Ferienzeit, Urlaubszeit! Während in der Corona-Pandemie wegen Einreisebeschränkungen und Reisewarnungen viele außereuropäische Reiseziele wegfallen, ist Urlaub vor allem in Europa wieder möglich:

Frankreich

Touristen aus Deutschland können ohne Probleme nach Frankreich einreisen, spezielle Unterlagen sind nicht nötig. Auch eine Quarantäne ist nicht notwendig. Die Zahl der Neuinfektionen ist zuletzt wieder leicht gestiegen, Behörden riefen zur Einhaltung der Corona-Regeln auf. In öffentlichen Verkehrsmitteln und öffentlichen geschlossenen Räumen wie beispielsweise Geschäften und Markthallen gilt Maskenpflicht.

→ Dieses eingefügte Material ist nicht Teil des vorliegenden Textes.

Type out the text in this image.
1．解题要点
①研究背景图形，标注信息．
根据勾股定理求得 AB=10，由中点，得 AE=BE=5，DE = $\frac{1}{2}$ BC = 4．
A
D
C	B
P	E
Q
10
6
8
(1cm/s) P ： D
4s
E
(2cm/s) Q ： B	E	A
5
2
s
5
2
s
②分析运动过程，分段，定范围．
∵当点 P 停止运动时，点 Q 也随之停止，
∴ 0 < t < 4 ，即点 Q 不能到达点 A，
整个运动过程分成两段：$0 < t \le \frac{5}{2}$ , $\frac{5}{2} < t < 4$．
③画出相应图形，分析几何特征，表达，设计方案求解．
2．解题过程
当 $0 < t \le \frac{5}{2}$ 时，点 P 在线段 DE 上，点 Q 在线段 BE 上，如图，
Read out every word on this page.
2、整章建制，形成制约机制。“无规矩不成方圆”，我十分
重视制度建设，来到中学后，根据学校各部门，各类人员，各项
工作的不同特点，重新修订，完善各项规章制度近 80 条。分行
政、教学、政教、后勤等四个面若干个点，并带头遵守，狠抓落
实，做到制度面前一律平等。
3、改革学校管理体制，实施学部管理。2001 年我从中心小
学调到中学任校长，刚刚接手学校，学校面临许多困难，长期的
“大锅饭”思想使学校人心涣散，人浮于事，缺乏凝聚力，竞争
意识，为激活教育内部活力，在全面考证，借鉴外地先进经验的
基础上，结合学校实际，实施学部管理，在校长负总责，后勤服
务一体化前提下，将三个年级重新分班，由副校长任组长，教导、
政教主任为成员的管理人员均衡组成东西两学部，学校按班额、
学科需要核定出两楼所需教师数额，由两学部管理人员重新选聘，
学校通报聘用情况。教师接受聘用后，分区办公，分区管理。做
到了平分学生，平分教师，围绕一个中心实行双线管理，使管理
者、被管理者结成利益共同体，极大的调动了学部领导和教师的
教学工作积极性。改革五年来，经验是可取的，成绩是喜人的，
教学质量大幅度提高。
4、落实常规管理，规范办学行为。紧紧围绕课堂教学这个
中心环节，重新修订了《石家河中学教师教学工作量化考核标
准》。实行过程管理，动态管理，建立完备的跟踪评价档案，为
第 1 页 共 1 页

In Paris haben Museen und Sehenswürdigkeiten geöffnet, das Disneyland in der Nähe der französischen Hauptstadt empfängt wieder Besucher. Tickets für viele Sehenswürdigkeiten sind begrenzt, damit Besucher genügend Abstand halten können. Sie müssen in den meisten Fällen schon vorab online reserviert oder gekauft werden. Viele Restaurants haben ihre Terrassen erweitert, um mehr Gäste im Freien bewirten zu können.

Griechenland

Reisende aus Deutschland, Österreich und der Schweiz sowie den meisten EU-Staaten können frei in Griechenland einreisen. Alle müssen sich aber mindestens 24 Stunden vor der Ankunft elektronisch anmelden und angeben, wo sie vorher waren und wo sie sich in Griechenland aufhalten werden. Ein Algorithmus errechnet dann, ob und welche Reisende nach ihrer Ankunft einen Corona-Test machen müssen. Bei Nichteinhaltung dieser Bestimmung könnte eine Geldstrafe in Höhe von 500 Euro verhängt werden.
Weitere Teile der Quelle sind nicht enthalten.